В самые мрачные времена, после того как отец бросил меня, я вспоминала свою мать. Представляла, что ее призрак был со мной в моей маленькой лодке, и ее тонкие руки держали второе весло. Она составляла мне компанию. Придавала мне сил. Но теперь, когда я стала старше, я задаю вопросы, на которые нет ответов. Почему мы обе потратили наши жизни на такую тяжелую борьбу? Судьба матери станет и моей судьбой? Я продолжаю идти вперед только для того, чтобы сдаться в будущем?
Сердце болит так же сильно, как и все остальное. Я позволяю своему тяжелому телу упасть на кушетку, не в силах даже полностью дотянуться до подушки, но мне все равно.
И все же моя жизнь совсем не похожа на жизнь моей матери.
За последние месяцы у меня было несколько золотых моментов, когда я видела проблеск будущего, которое могло бы быть прекрасным. Место, яркое, как солнце. Место, полное друзей. Добрых, отзывчивых людей, таких как мой Генри, Юджин и Минни, Сабрина, Ракель, Стейси и Коннор. Дикарь. Я должна бороться за эту надежду. В память о моей маме, которая ушла слишком рано. Бороться за то, чтобы она гордилась мной и чтобы наша родословная была достойной. Когда-то костеплеты были королями и королевами. Их дух течет в моих жилах. Они тоже сражаются вместе со мной.
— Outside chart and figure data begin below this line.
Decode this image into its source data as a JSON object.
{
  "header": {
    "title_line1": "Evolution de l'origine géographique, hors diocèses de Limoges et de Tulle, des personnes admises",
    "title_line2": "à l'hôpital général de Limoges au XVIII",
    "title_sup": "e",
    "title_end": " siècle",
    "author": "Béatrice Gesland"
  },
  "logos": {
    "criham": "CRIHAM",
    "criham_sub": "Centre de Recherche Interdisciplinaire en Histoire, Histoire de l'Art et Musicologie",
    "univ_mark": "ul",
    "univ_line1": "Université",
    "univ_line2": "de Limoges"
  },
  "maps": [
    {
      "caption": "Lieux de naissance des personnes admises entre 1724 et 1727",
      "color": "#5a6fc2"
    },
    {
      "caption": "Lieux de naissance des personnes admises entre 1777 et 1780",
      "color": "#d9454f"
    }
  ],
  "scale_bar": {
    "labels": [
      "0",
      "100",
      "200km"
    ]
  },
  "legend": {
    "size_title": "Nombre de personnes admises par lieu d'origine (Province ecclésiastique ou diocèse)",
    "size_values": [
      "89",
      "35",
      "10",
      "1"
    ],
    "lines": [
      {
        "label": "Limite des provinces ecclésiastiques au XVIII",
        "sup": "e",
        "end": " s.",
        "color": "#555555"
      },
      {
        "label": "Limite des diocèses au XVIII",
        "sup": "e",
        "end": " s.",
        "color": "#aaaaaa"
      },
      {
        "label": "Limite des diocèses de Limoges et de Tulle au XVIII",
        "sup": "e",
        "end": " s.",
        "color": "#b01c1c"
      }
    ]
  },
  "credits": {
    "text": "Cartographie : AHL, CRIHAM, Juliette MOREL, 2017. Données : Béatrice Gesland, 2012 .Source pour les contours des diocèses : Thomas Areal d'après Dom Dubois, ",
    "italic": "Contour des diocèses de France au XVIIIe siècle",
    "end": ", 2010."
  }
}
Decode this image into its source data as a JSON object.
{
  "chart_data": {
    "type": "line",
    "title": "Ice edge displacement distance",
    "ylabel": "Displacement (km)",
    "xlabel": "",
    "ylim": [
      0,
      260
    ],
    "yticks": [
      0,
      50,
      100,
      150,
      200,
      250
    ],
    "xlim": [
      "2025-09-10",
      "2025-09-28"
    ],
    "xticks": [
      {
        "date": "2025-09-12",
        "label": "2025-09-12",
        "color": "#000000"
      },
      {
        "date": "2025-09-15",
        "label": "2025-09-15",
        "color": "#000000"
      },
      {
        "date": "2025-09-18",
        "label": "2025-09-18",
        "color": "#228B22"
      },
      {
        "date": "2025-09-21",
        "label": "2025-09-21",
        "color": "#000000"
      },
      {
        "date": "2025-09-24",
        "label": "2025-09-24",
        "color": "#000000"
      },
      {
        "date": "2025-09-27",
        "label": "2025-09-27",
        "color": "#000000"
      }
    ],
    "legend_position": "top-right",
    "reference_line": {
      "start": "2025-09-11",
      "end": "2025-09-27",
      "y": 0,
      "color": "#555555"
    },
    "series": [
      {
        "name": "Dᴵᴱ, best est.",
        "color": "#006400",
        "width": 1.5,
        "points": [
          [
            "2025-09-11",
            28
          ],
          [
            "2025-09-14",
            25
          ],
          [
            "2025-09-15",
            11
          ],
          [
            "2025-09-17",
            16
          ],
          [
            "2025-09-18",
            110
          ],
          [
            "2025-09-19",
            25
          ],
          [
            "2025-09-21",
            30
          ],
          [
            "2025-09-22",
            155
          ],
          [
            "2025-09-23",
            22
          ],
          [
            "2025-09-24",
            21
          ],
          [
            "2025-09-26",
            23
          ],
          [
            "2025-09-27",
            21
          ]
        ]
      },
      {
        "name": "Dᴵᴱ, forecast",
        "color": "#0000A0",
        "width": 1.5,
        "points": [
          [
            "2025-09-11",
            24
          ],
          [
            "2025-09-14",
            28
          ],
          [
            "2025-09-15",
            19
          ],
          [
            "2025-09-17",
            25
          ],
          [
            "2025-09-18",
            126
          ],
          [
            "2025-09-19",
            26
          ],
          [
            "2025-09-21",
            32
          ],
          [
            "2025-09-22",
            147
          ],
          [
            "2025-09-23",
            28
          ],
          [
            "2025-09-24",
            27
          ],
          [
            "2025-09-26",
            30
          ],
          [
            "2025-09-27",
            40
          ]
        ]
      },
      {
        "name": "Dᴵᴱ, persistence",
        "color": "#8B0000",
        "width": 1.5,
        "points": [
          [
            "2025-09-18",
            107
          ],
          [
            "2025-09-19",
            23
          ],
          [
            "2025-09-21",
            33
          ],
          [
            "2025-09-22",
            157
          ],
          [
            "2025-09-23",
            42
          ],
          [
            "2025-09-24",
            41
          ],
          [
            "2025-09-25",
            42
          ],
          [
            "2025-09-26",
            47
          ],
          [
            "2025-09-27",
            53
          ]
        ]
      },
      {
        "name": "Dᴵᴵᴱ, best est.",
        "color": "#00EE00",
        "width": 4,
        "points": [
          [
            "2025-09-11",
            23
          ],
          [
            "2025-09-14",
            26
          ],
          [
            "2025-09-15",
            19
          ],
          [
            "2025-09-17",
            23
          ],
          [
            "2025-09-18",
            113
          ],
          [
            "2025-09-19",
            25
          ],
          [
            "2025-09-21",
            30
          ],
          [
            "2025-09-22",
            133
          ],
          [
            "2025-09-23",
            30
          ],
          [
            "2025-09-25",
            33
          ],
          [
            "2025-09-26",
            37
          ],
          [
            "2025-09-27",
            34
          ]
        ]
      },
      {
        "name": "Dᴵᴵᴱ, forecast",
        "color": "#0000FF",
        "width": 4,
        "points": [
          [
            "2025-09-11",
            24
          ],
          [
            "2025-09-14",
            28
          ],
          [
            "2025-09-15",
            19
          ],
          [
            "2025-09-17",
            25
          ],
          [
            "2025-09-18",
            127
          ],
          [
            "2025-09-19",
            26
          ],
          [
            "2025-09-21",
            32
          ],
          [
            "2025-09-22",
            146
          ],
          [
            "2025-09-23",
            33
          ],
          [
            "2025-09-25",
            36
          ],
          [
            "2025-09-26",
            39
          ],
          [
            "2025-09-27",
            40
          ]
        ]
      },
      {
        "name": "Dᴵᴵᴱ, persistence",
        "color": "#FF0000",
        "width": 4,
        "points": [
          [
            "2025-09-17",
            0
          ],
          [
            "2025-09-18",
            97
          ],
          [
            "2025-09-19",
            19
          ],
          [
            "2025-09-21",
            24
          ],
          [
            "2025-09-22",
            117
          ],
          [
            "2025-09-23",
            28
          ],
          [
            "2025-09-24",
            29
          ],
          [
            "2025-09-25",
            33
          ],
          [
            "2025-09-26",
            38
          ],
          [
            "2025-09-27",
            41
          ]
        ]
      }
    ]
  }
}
Меня окутывает тепло, словно кто-то накинул согревающее одеяло. Я заворачиваюсь в него и стягиваю края вокруг тела, запечатывая коконом свои страдания, потому что последнее, что мне нужно, — это выставлять их напоказ. Я почти могу представить, что одеяло — это мои крылья, сложенные вокруг меня надежной защитой.
Я убеждаюсь, что все мои щиты на месте, все семь, и еще один, который я установила вокруг всей Академии, чтобы обеспечить нашу безопасность. Возможно, дело в этом, но я погружаюсь в глубокий сон и не могу себя контролировать.